Today, while meditating, I contemplated the following:
the experience of aging and maturing seems to often involve the reduction of possibilities. Youth appears to be full of possibility, full of curiosity, full of the curiosity of possibilities. But it appears that, as we age, we grow towards certainty; more often than not, the personality appears to grow in fixedness. Our “yeses” and our “nos” become more and more clear; the bounds of the personality become definite in how and where they are drawn.
However, I felt a sense of fear considering this effect of aging. Curiosity, possibility, and openness appear not to be a feature of my youth, but rather a feature of my identity. These are traits that I value immensely, such that I cannot consider a life that is truly living without them.
I began to wonder:
How do I age and mature gracefully? How do I age and mature accepting the natural rootedness that comes with adulthood, while preserving openness of heart and mind?

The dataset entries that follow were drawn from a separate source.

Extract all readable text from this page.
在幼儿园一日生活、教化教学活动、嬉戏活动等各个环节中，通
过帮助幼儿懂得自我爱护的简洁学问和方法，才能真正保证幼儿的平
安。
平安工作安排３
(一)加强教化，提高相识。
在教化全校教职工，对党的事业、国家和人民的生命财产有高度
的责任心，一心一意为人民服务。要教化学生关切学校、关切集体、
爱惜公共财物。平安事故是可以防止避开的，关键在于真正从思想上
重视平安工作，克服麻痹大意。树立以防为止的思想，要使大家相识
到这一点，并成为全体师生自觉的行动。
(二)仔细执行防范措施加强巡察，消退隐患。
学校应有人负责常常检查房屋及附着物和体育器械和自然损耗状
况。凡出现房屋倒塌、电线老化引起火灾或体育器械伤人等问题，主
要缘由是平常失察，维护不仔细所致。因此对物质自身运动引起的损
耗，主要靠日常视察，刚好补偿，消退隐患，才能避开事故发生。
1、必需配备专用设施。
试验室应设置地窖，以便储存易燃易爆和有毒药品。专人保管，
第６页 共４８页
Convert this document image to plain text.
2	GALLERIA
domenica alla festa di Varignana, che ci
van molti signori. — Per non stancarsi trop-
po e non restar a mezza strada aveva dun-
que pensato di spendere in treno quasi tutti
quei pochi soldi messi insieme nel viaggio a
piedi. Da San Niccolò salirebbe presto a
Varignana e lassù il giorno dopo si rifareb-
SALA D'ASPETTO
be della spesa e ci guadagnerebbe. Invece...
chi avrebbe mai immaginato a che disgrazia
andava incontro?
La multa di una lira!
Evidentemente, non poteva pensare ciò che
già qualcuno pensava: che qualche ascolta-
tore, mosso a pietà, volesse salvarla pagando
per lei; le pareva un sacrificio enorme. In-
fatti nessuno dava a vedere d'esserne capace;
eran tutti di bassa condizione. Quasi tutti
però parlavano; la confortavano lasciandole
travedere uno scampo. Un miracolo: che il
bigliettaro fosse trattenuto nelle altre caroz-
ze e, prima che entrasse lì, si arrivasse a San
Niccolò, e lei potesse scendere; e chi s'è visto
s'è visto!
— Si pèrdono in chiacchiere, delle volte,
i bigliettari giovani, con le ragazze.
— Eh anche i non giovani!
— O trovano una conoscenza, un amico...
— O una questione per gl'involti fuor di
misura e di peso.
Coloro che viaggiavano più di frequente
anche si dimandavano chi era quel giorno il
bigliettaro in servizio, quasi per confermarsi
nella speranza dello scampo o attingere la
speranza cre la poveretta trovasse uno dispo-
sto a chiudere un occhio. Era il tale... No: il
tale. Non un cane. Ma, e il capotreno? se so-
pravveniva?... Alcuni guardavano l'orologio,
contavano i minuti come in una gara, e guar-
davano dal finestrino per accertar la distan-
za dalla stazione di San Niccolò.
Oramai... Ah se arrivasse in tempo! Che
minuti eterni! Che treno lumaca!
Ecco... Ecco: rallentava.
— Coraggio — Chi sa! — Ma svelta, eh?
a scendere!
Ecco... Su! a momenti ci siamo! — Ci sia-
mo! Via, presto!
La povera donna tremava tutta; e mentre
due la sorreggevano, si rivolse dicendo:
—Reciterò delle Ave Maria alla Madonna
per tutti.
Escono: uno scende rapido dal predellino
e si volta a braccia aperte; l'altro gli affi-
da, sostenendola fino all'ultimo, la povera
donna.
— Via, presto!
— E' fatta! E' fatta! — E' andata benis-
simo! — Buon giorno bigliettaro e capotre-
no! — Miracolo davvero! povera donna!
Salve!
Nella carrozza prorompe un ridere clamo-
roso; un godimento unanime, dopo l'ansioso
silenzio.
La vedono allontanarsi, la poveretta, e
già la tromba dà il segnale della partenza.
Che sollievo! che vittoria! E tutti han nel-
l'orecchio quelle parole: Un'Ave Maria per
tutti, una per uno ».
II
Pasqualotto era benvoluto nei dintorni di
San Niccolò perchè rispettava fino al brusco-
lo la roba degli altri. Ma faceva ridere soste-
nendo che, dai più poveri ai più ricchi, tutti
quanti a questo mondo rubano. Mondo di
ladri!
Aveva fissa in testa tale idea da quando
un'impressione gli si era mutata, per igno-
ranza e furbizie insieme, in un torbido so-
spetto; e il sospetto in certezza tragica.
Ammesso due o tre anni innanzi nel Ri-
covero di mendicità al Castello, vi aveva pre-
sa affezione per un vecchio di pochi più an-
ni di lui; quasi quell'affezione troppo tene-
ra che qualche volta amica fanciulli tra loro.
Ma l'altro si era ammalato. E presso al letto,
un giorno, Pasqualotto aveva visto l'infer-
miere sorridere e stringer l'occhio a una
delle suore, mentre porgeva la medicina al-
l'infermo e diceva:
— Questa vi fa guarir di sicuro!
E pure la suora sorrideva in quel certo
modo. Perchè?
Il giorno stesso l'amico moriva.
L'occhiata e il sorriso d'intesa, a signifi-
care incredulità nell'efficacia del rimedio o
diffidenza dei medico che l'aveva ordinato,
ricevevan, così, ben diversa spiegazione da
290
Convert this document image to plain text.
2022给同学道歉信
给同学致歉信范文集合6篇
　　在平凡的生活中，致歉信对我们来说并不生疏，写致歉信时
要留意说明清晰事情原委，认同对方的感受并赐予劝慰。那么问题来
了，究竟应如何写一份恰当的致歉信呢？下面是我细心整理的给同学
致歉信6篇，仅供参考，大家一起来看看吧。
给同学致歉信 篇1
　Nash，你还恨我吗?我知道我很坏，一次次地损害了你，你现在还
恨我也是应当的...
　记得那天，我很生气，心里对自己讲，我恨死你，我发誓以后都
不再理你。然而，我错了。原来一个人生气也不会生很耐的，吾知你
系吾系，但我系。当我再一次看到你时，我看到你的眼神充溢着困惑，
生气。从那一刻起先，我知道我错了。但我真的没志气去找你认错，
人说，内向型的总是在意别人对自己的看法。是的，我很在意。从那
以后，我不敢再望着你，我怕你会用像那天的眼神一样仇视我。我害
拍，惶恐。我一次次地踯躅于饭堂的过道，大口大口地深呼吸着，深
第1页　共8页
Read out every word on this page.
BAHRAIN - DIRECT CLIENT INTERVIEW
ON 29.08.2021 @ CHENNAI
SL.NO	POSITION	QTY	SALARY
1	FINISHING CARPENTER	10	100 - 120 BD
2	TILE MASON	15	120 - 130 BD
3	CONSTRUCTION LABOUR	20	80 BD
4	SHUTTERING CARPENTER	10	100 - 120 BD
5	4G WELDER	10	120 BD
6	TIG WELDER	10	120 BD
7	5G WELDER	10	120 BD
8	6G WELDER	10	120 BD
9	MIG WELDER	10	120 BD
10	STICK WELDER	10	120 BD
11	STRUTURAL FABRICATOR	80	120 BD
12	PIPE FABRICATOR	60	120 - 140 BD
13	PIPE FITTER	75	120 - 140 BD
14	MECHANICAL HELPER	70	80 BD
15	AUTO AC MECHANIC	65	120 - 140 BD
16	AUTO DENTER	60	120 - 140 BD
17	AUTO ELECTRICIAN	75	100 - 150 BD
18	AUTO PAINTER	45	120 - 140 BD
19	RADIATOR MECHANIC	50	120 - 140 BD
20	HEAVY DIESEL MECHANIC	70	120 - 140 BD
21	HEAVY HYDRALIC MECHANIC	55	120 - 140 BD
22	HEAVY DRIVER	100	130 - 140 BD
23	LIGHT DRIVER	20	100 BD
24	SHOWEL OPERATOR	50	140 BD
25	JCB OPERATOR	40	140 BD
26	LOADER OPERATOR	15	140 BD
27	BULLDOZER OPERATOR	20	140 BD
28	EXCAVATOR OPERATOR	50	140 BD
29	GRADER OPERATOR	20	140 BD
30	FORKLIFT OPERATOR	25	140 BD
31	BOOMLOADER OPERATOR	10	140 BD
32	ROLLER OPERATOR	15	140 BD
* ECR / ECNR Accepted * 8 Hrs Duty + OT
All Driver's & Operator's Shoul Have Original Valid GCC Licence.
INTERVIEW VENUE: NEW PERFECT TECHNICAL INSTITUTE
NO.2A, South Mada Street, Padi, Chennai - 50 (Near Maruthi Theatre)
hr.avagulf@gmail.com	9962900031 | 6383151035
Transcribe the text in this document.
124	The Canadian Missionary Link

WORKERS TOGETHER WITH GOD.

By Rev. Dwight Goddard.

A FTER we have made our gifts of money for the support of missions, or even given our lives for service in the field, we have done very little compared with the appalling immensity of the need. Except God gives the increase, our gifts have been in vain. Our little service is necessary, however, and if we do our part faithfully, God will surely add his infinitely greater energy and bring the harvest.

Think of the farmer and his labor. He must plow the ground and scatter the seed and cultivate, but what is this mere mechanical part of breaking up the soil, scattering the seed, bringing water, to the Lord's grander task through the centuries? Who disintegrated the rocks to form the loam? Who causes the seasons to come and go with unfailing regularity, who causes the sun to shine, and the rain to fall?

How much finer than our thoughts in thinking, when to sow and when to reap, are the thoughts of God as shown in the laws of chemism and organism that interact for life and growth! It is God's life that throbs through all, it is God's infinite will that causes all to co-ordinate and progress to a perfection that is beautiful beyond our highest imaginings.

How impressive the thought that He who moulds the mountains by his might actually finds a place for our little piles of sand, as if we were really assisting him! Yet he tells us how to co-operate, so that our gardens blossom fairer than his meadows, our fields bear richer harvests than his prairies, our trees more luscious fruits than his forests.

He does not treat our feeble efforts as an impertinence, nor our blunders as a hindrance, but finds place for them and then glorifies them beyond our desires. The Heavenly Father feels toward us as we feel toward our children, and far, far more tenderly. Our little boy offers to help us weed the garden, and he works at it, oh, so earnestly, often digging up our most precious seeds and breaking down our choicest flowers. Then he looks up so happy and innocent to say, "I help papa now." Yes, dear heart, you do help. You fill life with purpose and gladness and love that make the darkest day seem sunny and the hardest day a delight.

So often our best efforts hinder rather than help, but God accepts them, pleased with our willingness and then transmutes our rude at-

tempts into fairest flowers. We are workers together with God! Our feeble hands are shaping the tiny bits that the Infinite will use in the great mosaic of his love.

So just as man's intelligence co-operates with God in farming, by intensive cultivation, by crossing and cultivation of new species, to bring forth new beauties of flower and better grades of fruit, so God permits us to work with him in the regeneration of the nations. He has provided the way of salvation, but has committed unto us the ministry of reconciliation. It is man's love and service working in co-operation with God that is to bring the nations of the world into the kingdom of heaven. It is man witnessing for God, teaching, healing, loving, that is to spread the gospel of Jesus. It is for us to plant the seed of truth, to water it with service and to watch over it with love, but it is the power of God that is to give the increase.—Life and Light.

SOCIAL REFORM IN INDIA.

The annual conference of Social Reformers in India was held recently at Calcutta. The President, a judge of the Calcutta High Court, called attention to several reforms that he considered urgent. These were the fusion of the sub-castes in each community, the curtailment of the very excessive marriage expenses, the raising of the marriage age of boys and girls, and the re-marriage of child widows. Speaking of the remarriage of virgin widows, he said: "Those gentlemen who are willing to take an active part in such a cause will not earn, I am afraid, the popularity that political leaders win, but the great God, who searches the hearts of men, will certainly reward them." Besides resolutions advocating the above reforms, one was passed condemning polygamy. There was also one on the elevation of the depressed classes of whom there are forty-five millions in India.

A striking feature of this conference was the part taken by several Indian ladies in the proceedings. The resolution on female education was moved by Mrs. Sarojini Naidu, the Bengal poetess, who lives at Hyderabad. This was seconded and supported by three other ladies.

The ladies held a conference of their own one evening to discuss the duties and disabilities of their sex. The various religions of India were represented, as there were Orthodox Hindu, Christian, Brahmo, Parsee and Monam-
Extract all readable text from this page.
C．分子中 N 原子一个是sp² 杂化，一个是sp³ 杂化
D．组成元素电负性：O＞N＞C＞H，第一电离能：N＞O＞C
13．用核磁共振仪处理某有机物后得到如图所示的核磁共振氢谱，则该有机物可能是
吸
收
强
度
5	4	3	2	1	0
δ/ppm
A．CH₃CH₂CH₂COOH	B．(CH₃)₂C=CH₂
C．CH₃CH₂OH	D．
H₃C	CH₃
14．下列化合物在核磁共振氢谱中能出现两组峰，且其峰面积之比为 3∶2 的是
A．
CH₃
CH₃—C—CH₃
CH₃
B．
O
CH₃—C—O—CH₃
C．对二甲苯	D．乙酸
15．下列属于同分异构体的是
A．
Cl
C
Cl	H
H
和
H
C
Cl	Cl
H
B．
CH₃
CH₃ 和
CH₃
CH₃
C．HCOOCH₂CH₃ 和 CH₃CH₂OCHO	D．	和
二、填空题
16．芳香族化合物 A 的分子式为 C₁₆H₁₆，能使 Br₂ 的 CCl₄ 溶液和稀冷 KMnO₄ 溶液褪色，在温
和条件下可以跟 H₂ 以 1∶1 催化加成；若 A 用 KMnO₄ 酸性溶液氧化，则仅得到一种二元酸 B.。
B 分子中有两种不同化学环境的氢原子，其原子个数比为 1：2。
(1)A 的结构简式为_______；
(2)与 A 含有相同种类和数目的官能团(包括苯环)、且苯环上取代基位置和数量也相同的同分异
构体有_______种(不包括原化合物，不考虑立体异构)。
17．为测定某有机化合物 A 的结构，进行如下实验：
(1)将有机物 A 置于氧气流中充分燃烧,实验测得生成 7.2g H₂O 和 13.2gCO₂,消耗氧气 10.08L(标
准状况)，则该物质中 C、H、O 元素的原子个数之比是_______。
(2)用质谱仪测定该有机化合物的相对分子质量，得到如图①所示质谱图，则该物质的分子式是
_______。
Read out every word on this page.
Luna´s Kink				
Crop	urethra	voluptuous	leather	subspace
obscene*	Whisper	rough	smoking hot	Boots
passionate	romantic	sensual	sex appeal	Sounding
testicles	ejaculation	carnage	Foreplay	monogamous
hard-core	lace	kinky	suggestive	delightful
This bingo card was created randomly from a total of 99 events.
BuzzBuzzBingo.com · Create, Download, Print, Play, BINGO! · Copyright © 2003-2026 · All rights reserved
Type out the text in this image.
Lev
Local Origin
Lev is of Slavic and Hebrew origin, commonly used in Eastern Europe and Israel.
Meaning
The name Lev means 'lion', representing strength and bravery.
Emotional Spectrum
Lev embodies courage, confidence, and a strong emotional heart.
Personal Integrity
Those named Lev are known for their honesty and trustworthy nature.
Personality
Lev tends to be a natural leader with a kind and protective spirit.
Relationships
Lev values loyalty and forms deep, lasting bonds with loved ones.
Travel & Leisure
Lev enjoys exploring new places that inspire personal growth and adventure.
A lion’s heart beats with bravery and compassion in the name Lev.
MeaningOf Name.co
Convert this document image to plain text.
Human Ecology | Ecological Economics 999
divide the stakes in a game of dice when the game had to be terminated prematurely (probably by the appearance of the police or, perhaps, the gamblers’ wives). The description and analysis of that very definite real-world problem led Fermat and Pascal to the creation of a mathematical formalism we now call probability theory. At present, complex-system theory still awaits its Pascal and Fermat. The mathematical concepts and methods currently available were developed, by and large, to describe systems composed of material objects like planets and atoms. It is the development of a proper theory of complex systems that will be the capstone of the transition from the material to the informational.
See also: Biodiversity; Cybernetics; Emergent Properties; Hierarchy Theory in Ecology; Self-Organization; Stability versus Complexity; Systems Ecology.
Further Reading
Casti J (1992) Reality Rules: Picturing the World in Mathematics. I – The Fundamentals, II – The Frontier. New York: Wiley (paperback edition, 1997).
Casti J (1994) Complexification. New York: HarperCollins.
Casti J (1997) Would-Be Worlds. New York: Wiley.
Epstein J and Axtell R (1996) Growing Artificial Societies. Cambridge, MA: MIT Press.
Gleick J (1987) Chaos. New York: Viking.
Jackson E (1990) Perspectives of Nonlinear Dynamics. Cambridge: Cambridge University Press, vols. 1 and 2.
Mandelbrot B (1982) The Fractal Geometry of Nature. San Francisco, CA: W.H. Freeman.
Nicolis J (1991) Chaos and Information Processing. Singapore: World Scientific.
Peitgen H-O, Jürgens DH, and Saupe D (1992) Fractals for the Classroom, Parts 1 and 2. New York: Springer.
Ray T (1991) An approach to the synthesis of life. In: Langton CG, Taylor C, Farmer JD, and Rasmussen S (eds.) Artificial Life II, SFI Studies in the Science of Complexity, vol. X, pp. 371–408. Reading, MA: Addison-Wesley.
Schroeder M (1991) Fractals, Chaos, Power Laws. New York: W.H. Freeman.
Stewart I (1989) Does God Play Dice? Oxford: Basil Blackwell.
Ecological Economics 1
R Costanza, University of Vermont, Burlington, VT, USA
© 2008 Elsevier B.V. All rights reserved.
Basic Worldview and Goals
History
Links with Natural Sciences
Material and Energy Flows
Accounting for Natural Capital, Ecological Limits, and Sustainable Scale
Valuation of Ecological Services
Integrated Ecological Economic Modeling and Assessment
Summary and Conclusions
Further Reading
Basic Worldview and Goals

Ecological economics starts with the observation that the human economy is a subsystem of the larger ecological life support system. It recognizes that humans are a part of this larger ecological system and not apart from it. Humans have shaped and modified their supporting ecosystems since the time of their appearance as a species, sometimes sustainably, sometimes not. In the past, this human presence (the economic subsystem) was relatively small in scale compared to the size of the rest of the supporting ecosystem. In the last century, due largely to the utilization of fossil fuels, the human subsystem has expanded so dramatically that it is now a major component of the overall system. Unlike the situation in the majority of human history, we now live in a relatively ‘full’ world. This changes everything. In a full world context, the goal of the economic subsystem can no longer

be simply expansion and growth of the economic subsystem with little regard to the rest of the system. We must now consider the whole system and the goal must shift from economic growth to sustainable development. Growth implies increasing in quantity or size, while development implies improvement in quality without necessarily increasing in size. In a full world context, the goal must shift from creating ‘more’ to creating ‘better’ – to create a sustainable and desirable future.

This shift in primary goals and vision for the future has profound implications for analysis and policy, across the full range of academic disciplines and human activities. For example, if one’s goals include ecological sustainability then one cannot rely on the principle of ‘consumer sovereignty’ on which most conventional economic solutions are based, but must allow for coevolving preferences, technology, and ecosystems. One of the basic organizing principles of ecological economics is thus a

This is what long kept me running away from “the 9-5” and becoming “an adult.” This is what made me run away to a commune almost 3 years ago now. Granted, glorious disillusionment soon followed, revealing to me the atrophy that accompanies a life without a solid foundation — the staunch pursuit of freedom is its own prison — though I comment nevertheless on the character traits that led me there:
There has been an element of Peter Pan syndrome in my way of living that I’ve only relatively recently begun to shed. I’ve learned that the freedom I desire does not accompany being at the mercy of every whim and impulse. I’ve learned that the freedom I desire requires work, for if independence is freedom, and if independence means being self-sustaining, how can I be self-sustaining without my own income, my own place to live, etc etc etc etc — (a note. This is why I associate Saturn-ruled Aquarius with freedom; perhaps true freedom also necessarily involves self-mastery. Do we have free will if we are ruled by animal impulse, or the pull of instant gratification? Perhaps Saturn, in this way, presents to us the keys of freedom, through discipline.)
Still yet, however, I feel I must keep a place for the youth who lives in my heart. As the senex introduces himself and guides my path, I wish to maintain a relationship with that curious Mercurius who seems so intrinsic to my identity.